Since then, several international leaders have weighed in on the issue, strongly cautioning that the crisis should not be used as an argument against the energy transition. Instead, the main lesson, they assert, is that countries have been too slow in weaning themselves off fossil fuels that are oftentimes monopolised by governments with authoritarian tendencies.
As would be expected, United Nations secretary-general António Guterres has been one of the loudest voices advocating for an accelerated shift from fossil fuels. In an address to the 2022 edition of the Berlin Energy Transition Dialogue (BETD), Guterres described the renewable energy transition as “the only true path to energy security”.
At an earlier International Energy Agency (IEA) Ministerial, meanwhile, executive director Fatih Birol said that, as governments moved to ensure that they kept the lights on, they could not “turn off” their decarbonisation efforts, or there was a risk that the “climate goals may be another victim of Russia’s aggression”.

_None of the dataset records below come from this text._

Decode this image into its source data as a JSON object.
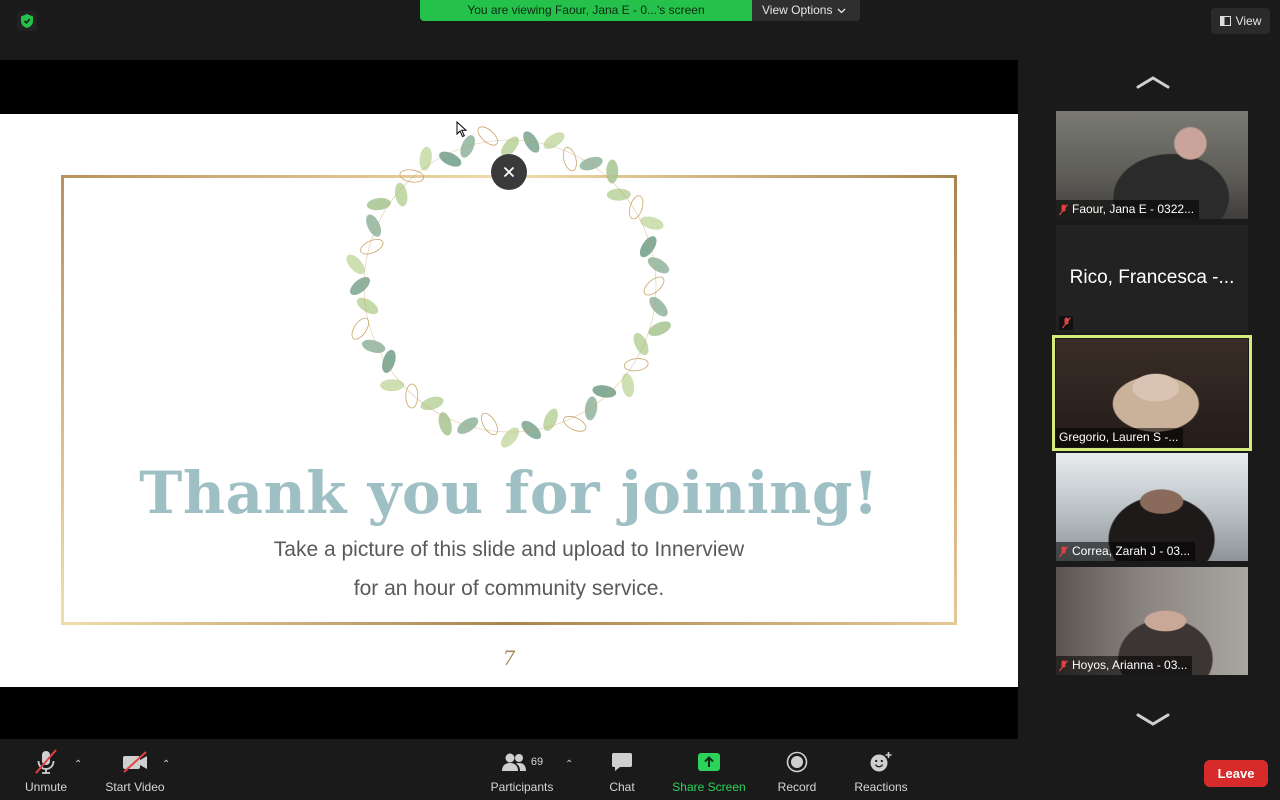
{
  "banner": {
    "viewing_text": "You are viewing Faour, Jana E - 0...'s screen",
    "view_options": "View Options"
  },
  "view_button": "View",
  "slide": {
    "title": "Thank you for joining!",
    "subtitle_line1": "Take a picture of this slide and upload to Innerview",
    "subtitle_line2": "for an hour of community service.",
    "page_number": "7"
  },
  "gallery": {
    "participants": [
      {
        "name": "Faour, Jana E - 0322...",
        "muted": true,
        "video": true,
        "active": false
      },
      {
        "name": "Rico, Francesca -...",
        "muted": true,
        "video": false,
        "active": false
      },
      {
        "name": "Gregorio, Lauren S -...",
        "muted": false,
        "video": true,
        "active": true
      },
      {
        "name": "Correa, Zarah J - 03...",
        "muted": true,
        "video": true,
        "active": false
      },
      {
        "name": "Hoyos, Arianna - 03...",
        "muted": true,
        "video": true,
        "active": false
      }
    ]
  },
  "toolbar": {
    "unmute": "Unmute",
    "start_video": "Start Video",
    "participants": "Participants",
    "participant_count": "69",
    "chat": "Chat",
    "share_screen": "Share Screen",
    "record": "Record",
    "reactions": "Reactions",
    "leave": "Leave"
  },
  "colors": {
    "banner_green": "#24c24a",
    "share_green": "#2dd25a",
    "leave_red": "#d72b2b",
    "active_speaker": "#d6ec7a",
    "slide_title": "#9ebfc4",
    "frame_gold": "#c9a56a"
  }
}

US Energy Secretary Jennifer Granholm used the IEA event to make a direct link between renewables and energy independence when she quoted Ireland’s Environment Minister, Eamon Ryan, who said: “No country can hold the wind or the sun hostage.” Granholm even argued that the energy transition could represent “our version of the Marshall Plan”.
Then, Germany, the country whose energy system is most tied to Russian gas, oil and coal, offered its lessons. Also speaking at BETD, Vice Chancellor Robert Habeck stressed that energy, climate, foreign and security policies were “intertwined” and that Germany would, thus, move to expand renewable energy and energy efficiency to reduce its dependence on Russian fossil fuels. The country has announced a strategy to reduce Russian gas consumption by 30% by the end of the year and to be largely independent of Russian supplies by mid-2024, with German Foreign Affairs Minister Annalena Baerbock describing the global energy transition and combating the climate crisis as “hard geopolitics”.
That said, International Renewable Energy Agency director- general Francesco La Camera noted that the world remained behind the energy transition curve and that an acceleration in its pace was now essential for long-term energy security, price stability and national resilience.
Ramping up renewables, together with an aggressive energy efficiency strategy, also represented, La Camera stressed, the most realistic path towards halving emissions by 2030, which was crucial to limiting the rise in the global average temperature to 1.5 °C.
South Africa simply cannot ignore, or abstain from, the momentum gathering around the energy transition. If it does, it will be left behind.